C'est seulement dans les années 1980 qu'il fait son retour sur nos plages, en suivant le boom du surf (le vrai). D'abord sous son aspect classique de planche de contreplaqué, de forme ovale cette fois, puis rapidement (1984) sous sa nouvelle forme, celui d'une planche de surf sans dérive, fabriquée à partir d'un pain de polyuréthane léger, et stratifié comme une planche de surf (fibre et résine). Il s'agissait alors uniquement de planches américaines, "Philippe Hervé distribution" assurant la distribution de la marque US "Victoria skimboards" pour la France. Dans la foulée, quelques fabricants français, dont "EDEN skimboards" ou "Kool Kangaloo Skimboards", se lancent sur le créneau,et contribuent à démocratiser ce sport en faisant baisser les prix.
Le sport commence alors à se faire connaître, profitant de l'engouement pour les sports de glisse. Progressivement, grâce à l'apparition de nouveaux matériaux, de nouvelles planches voient le jour, offrant plus de solidité et de portance, et élargissant le champ d'action de l'engin.

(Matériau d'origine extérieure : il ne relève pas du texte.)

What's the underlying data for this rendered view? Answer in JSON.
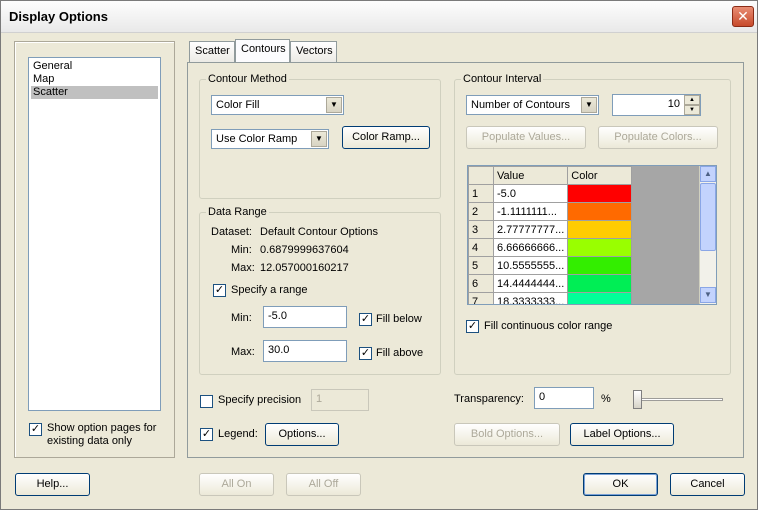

En 1988 naît le premier Championnat de France, à Biarritz. Enfin, en 1992, la discipline intègre la Fédération Française de Surf, qui prend alors en charge l'ensemble des compétitions nationales de skimboard.
Plusieurs spots, de tous types, s'offrent aux nombreux skimboarder. En fonction des fonds marins, la plage peut offrir des vagues latérales, des vagues cassant au dernier moment, des vagues tubulaires... etc. Il faut toujours choisir un spot adapté à son niveau, car le skimboard se pratique dans le shore break, zone particulièrement dangereuse où les risques de fractures et de noyades existent ... Il faut donc commencer dans des spots surveillés avec de petites vagues.
Les conditions idéales sont un vent très léger voir inexistant et une houle bien formée afin que les vagues soient propres, tubulaires, et lisses.
Les figures du flat skimboard sont très similaires à celles du skateboard, en effet, le skimmer effectuer un grand nombre de tricks la plupart du temps similaireà celles du skate.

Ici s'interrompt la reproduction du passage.